Norfolk County sheep farm recognized for reducing their carbon footprint
A sheep farm in Norfolk County has been recognized with an international award for its work to reduce its carbon footprint.
Woolley's Lamb recently received the United Nations Food Systems Award for Best Small Business, one of 50 winners globally.
"The whole system here is such a low environmental carbon footprint it’s the overall theme here that makes it pretty special," Woolley said.
The farm manages forest and pasture together on the property. Carrie Woolley, the farm's livestock manager, said the practice is fairly unique to Ontario and Canada, especially on a larger scale.
"Woolley’s Lamb is part of a bigger farm operation, which is Schuyler Farms Ltd.," she said. "So we grow grains, we have corn and soybeans and we also grow the apples and the sour cherries. And that is how the sheep operation started."
Woolley said a friend from New Zealand suggested grazing sheep in the orchards. The farm has about 5,000 acres of land, and the sheep are on 2,000 of those acres.
"You’re managing the tree production, the animal production and the forage production all on the same piece of land," Woolley said. "You’re working on a goal of having a positive impact on the trees that are growing there but also trying to grow forages on that land to graze livestock."

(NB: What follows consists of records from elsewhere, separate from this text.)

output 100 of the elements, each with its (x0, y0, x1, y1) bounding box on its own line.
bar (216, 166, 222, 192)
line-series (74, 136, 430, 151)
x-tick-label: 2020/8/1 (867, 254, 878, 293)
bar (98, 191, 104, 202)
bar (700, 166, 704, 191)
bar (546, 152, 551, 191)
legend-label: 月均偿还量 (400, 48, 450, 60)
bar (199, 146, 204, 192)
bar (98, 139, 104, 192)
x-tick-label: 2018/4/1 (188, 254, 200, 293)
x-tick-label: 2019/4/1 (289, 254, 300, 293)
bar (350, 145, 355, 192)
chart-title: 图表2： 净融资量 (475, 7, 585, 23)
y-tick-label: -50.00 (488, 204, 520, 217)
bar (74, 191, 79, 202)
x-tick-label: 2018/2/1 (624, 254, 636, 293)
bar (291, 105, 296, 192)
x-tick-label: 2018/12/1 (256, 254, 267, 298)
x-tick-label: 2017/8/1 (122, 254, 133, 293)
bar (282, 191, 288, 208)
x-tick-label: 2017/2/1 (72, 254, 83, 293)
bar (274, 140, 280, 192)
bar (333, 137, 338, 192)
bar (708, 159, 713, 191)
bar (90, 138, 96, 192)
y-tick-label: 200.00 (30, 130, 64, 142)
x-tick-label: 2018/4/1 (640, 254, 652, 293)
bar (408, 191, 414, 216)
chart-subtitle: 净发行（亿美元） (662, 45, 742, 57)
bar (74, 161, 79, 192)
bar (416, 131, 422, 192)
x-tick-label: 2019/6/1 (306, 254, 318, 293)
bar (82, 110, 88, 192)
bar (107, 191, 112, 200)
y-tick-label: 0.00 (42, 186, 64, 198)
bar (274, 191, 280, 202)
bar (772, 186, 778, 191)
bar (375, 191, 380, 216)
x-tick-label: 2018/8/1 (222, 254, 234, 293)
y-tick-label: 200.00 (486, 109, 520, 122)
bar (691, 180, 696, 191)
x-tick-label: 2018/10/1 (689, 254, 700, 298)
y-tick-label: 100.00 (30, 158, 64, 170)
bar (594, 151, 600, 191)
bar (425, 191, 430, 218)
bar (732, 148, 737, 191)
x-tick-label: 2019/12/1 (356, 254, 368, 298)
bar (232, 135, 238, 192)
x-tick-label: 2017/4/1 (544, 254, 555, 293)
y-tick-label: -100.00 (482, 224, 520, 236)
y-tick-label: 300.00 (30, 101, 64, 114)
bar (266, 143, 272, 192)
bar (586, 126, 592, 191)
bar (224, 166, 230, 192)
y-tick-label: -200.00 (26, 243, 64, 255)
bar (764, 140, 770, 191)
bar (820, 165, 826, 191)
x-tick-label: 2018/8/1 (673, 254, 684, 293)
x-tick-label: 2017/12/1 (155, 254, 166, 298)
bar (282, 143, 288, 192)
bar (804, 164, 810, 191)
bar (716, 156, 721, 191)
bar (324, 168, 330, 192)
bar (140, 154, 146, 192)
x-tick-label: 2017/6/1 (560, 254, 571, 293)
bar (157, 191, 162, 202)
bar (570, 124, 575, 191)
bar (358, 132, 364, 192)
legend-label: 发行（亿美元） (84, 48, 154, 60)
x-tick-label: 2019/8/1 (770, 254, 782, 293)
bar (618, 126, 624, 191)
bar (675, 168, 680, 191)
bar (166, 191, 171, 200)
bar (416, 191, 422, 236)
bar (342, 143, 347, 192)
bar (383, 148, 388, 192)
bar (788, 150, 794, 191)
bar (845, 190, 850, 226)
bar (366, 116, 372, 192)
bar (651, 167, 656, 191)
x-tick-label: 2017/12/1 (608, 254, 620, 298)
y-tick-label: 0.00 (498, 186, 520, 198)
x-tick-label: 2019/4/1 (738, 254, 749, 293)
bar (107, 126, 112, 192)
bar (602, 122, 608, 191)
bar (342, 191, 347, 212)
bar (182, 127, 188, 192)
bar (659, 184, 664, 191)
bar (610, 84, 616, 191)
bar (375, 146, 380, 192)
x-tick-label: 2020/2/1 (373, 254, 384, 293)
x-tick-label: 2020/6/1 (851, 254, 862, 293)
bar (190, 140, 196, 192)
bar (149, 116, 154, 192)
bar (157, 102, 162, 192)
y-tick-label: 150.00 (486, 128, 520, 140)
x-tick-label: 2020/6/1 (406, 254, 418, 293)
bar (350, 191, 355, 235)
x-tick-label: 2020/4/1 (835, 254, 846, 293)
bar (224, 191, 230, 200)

When done right, Woolley said it can have large benefits.
"There’s this real sense that livestock will ruin a bush - which is very true if mismanaged," she said. "So when you are doing silvopasture it’s with a real intention and managing it intensively. The key is basically rotational grazing so the animals don’t spend too much time in one area. They are on an area for a small amount of time and then that area has a large rest and recovery period."
The farm uses electric fencing to rotate pastures. The sheep also help reduce the orchard's mowing costs.
The livestock are outside 24/7, all year long. They switch to hay over the winter months.
"Overall it allows us to produce meat and wool with a very low carbon footprint, because our animals are coming out and grazing the feed we aren’t having to harvest the feed and bring it to them or bed them in a barn and spread manure," Woolley said.